Judge Keeps Ban on San Francisco’s Tenant-Payout Law

SAN FRANCISCO (CN) – A federal judge on Tuesday refused to vacate his judgment that the city of San Francisco had enacted an unconstitutionally burdensome ordinance requiring landlords to provide evicted tenants with massive lump-sum payouts.

The city wanted U.S. District Judge Charles Breyer to vacate a judgment barring enforcement of the law, since its board of supervisors later amended the ordinance to lower the payout amount.

But Breyer said the judgment needn’t be vacated because the city essentially repealed its own law.

“The court likewise concludes that the city’s voluntary action mooted this case,” Breyer wrote.

The dispute goes back to 2014, when property owners Daniel and Maria Levin sued the city after they found they were going to have to pay their tenant $117,000 to move out of a two-unit building they bought in 2008.

The Levins claimed they never wanted to be landlords and immediately informed the woman, who had been living in the first-floor unit since 1988, that they planned to remodel and use both units themselves.

They moved into the one-bedroom top floor and, after the tenant protested their attempts to remodel, the Levins decided to take the ground-floor apartment off the rental market through the 1985 Ellis Act. The act allows landlords to evict tenants if the landlord wants to get out of the rental business.

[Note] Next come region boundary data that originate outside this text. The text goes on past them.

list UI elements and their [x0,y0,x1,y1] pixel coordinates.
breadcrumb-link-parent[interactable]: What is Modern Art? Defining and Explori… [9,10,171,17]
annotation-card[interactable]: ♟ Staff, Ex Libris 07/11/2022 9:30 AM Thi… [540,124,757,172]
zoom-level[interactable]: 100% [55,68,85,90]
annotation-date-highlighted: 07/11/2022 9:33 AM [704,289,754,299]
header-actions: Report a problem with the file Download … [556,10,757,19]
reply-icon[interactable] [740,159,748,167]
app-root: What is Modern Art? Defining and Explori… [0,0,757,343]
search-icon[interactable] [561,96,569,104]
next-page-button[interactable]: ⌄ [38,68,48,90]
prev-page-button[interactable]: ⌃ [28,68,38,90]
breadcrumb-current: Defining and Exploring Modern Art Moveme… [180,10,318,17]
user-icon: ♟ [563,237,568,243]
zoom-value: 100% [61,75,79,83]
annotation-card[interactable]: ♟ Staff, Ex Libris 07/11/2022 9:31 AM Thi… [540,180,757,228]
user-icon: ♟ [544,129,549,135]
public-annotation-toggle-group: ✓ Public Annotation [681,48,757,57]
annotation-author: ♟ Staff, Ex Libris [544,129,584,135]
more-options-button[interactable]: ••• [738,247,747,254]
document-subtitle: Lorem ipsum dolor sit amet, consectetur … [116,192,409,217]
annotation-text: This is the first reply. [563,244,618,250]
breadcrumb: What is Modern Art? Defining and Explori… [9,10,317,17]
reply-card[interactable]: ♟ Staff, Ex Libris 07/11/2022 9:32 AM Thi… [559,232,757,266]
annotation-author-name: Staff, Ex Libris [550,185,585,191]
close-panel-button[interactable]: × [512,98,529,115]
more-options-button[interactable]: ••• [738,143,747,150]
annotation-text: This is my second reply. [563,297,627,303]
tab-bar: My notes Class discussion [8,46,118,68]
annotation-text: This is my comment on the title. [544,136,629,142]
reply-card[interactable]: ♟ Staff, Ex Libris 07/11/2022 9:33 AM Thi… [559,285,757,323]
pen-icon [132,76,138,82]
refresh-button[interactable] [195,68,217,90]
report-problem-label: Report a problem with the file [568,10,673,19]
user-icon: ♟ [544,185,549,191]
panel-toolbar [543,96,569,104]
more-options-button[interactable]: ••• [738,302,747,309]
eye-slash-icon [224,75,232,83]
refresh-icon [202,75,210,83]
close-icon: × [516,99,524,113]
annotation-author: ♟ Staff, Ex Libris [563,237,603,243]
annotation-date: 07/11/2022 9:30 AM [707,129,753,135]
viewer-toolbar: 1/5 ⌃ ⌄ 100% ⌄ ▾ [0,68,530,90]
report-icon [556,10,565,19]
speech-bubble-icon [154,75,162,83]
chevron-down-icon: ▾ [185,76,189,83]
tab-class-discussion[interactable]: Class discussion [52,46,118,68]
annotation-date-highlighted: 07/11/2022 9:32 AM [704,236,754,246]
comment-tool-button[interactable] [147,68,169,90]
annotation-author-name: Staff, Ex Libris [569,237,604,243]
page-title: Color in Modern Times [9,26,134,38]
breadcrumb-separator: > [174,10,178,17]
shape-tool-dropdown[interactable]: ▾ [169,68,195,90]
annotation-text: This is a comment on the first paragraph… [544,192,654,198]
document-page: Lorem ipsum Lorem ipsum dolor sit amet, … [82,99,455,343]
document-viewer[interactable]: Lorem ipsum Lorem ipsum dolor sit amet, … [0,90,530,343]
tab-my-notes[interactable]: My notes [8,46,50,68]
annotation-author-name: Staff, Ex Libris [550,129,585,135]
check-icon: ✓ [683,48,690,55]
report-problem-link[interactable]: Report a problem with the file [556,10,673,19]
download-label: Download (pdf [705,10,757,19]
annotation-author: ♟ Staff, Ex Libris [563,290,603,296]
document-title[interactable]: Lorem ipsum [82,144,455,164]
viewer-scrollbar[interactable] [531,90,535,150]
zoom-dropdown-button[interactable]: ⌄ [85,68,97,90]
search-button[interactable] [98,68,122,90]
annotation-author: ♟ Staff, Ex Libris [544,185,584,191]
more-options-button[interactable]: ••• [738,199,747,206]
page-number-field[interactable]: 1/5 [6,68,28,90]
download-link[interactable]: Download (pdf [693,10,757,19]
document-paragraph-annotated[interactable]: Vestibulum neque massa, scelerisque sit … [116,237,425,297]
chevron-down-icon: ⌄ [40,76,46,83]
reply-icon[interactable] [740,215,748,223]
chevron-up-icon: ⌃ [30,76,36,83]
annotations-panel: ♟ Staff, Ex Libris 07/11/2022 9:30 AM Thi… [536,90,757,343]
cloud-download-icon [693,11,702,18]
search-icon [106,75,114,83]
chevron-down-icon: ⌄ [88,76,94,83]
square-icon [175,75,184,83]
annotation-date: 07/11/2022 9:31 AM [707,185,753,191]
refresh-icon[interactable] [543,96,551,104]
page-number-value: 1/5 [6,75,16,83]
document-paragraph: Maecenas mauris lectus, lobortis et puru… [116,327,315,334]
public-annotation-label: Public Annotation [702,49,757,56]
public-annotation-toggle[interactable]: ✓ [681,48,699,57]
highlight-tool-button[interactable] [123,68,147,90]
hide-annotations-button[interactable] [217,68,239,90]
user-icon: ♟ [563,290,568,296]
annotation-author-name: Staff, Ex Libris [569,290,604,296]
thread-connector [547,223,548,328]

The Levins said they paid the tenant, Thina Holman, $8,000 under old tenant payment laws.

But because Holman was still living in the unit when a new rent ordinance took effect in June 2014, the Levins had to pay her the difference between her old rent of $2,479 a month and the price of comparable housing in the city, for two years.

The city appealed the injunction, but enacted a new ordinance the following year.

In March, a three-judge Ninth Circuit panel sent the case back to Breyer to consider vacating his 2014 judgment. The city argued an injunction still in place would hurt its chances of ever resurrecting the old ordinance.

“The city stresses that it is not trying ‘to have its cake and eat it too’ because it has scrupulously abided by the terms of injunctions issued here and in state court, and because it urged the Ninth Circuit to reach the merits on appeal,” Breyer wrote on Tuesday. “Fair enough, but not enough. Let’s have no illusions about what happened here. The city tried to repair some (but not all) of the original ordinance’s constitutional infirmities – and successfully requested a stay of the appeal to make those repairs.

“The city then sought review of the amended ordinance, which by its very design would have presented a closer question on the merits. Now, after being denied review, the city seeks vacatur based on mootness that it itself caused. The court sees no equitable reason to reward litigants for attempting to hedge their bets.”

Breyer also implied the city is also looking to avoid paying the Levins’ attorney fees. Having won an injunction, the Levins are entitled to attorney fees that a vacatur might prevent them from ever recovering.

“So while resolving whether plaintiffs are entitled to fees is a question for another day, the court is loathe to risk burying an inadvertent dagger in their chances,” Breyer wrote.

In an email, San Francisco City Attorney spokesman John Coté said, “We’re reviewing the court’s ruling.”